I've got a PR to add a feature to a Ruby application (Puppet) to allow Regex detection.
Right now, the method only does comparison on exact string matching:
defaultfor :operatingsystem => :fedora, :operatingsystemmajrelease => ['22', '23', '24']
This is annoying, as we have to add in new values everytime a new Fedora release comes out, for example.
I've extended it to match on a Regex:
defaultfor :operatingsystem => :fedora, :operatingsystemmajrelease => /^2[2-9]$/
The old method looks like this:
def self.fact_match(fact, values)
values = [values] unless values.is_a?
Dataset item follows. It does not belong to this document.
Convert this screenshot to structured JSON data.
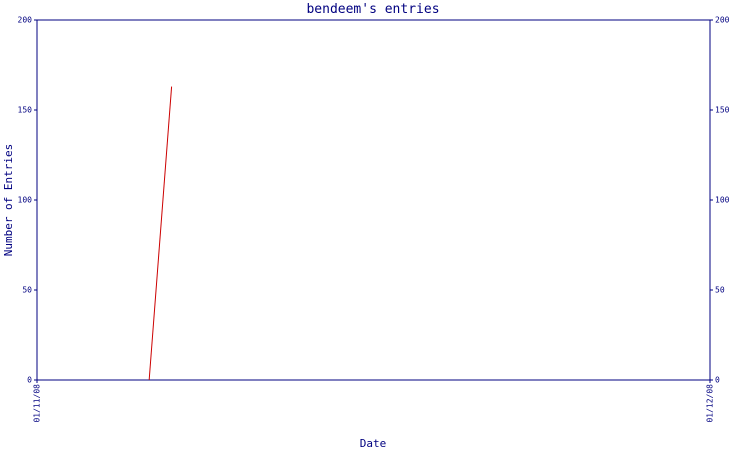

Array
values.map! { |v| v.to_s.downcase.intern }
if fval = Facter.value(fact).to_s and fval != ""
fval = fval.to_s.downcase.intern
values.include?(fval)
else
false
end
end
This is my current proof-of-concept code, which will match both regex and strings, but it feels off.
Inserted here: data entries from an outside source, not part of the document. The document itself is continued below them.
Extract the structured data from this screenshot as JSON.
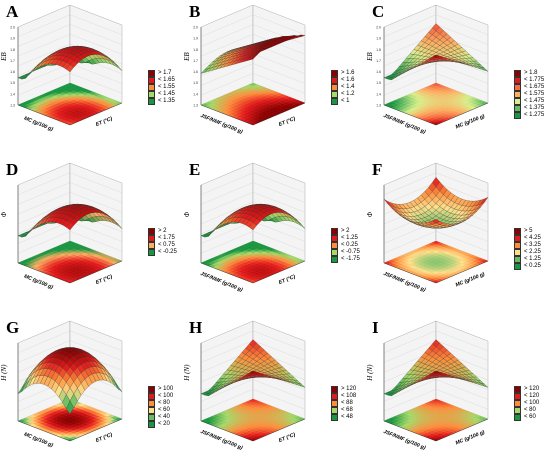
{
  "chart_data": [
    {
      "letter": "A",
      "type": "surface3d",
      "zlabel": "EB",
      "xlabel": "MC (g/100 g)",
      "ylabel": "ET (°C)",
      "zticks": [
        "1.3",
        "1.4",
        "1.5",
        "1.6",
        "1.7",
        "1.8",
        "1.9",
        "2.0"
      ],
      "legend": [
        "> 1.7",
        "< 1.65",
        "< 1.55",
        "< 1.45",
        "< 1.35"
      ],
      "legend_colors": [
        "#8b0000",
        "#e31a1c",
        "#fd8d3c",
        "#a6d96a",
        "#1a9641"
      ],
      "shape": "peak"
    },
    {
      "letter": "B",
      "type": "surface3d",
      "zlabel": "EB",
      "xlabel": "JSF/NMF (g/100 g)",
      "ylabel": "ET (°C)",
      "zticks": [
        "1.3",
        "1.4",
        "1.5",
        "1.6",
        "1.7",
        "1.8",
        "1.9",
        "2.0"
      ],
      "legend": [
        "> 1.6",
        "< 1.6",
        "< 1.4",
        "< 1.2",
        "< 1"
      ],
      "legend_colors": [
        "#8b0000",
        "#e31a1c",
        "#fd8d3c",
        "#a6d96a",
        "#1a9641"
      ],
      "shape": "ramp"
    },
    {
      "letter": "C",
      "type": "surface3d",
      "zlabel": "EB",
      "xlabel": "JSF/NMF (g/100 g)",
      "ylabel": "MC (g/100 g)",
      "zticks": [
        "1.3",
        "1.4",
        "1.5",
        "1.6",
        "1.7",
        "1.8",
        "1.9",
        "2.0"
      ],
      "legend": [
        "> 1.8",
        "< 1.775",
        "< 1.675",
        "< 1.575",
        "< 1.475",
        "< 1.375",
        "< 1.275"
      ],
      "legend_colors": [
        "#8b0000",
        "#e31a1c",
        "#f46d43",
        "#fdae61",
        "#d9ef8b",
        "#66bd63",
        "#1a9641"
      ],
      "shape": "saddle"
    },
    {
      "letter": "D",
      "type": "surface3d",
      "zlabel": "Φ",
      "xlabel": "MC (g/100 g)",
      "ylabel": "ET (°C)",
      "zticks": [],
      "legend": [
        "> 2",
        "< 1.75",
        "< 0.75",
        "< -0.25"
      ],
      "legend_colors": [
        "#8b0000",
        "#e31a1c",
        "#fdae61",
        "#1a9641"
      ],
      "shape": "peak"
    },
    {
      "letter": "E",
      "type": "surface3d",
      "zlabel": "Φ",
      "xlabel": "JSF/NMF (g/100 g)",
      "ylabel": "ET (°C)",
      "zticks": [],
      "legend": [
        "> 2",
        "< 1.25",
        "< 0.25",
        "< -0.75",
        "< -1.75"
      ],
      "legend_colors": [
        "#8b0000",
        "#e31a1c",
        "#fd8d3c",
        "#a6d96a",
        "#1a9641"
      ],
      "shape": "peak"
    },
    {
      "letter": "F",
      "type": "surface3d",
      "zlabel": "Φ",
      "xlabel": "JSF/NMF (g/100 g)",
      "ylabel": "MC (g/100 g)",
      "zticks": [],
      "legend": [
        "> 5",
        "< 4.25",
        "< 3.25",
        "< 2.25",
        "< 1.25",
        "< 0.25"
      ],
      "legend_colors": [
        "#8b0000",
        "#e31a1c",
        "#fd8d3c",
        "#fee08b",
        "#66bd63",
        "#1a9641"
      ],
      "shape": "bowl"
    },
    {
      "letter": "G",
      "type": "surface3d",
      "zlabel": "H (N)",
      "xlabel": "MC (g/100 g)",
      "ylabel": "ET (°C)",
      "zticks": [],
      "legend": [
        "> 100",
        "< 100",
        "< 80",
        "< 60",
        "< 40",
        "< 20"
      ],
      "legend_colors": [
        "#8b0000",
        "#e31a1c",
        "#fd8d3c",
        "#fee08b",
        "#66bd63",
        "#1a9641"
      ],
      "shape": "dome"
    },
    {
      "letter": "H",
      "type": "surface3d",
      "zlabel": "H (N)",
      "xlabel": "JSF/NMF (g/100 g)",
      "ylabel": "ET (°C)",
      "zticks": [],
      "legend": [
        "> 120",
        "< 108",
        "< 88",
        "< 68",
        "< 48"
      ],
      "legend_colors": [
        "#8b0000",
        "#e31a1c",
        "#fd8d3c",
        "#a6d96a",
        "#1a9641"
      ],
      "shape": "saddle"
    },
    {
      "letter": "I",
      "type": "surface3d",
      "zlabel": "H (N)",
      "xlabel": "JSF/NMF (g/100 g)",
      "ylabel": "MC (g/100 g)",
      "zticks": [],
      "legend": [
        "> 120",
        "< 120",
        "< 100",
        "< 80",
        "< 60"
      ],
      "legend_colors": [
        "#8b0000",
        "#e31a1c",
        "#fd8d3c",
        "#a6d96a",
        "#1a9641"
      ],
      "shape": "saddle"
    }
  ]
}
def self.fact_match(fact, values)
values = [values] unless values.is_a? Array
values.map! do |v|
if v.is_a? Regexp
v
else
v.to_s.downcase.intern
end
end
if fval = Facter.value(fact).to_s and fval != ""
fval = fval.to_s.downcase.intern
if values.any? {|v| v.is_a? Regexp }
regex_match = Regexp.union(values)
fval =~ regex_match
else
values.include?(fval)
end
else
false
end
end
I feel like there's a much easier way of detecting if it's a Regex or not.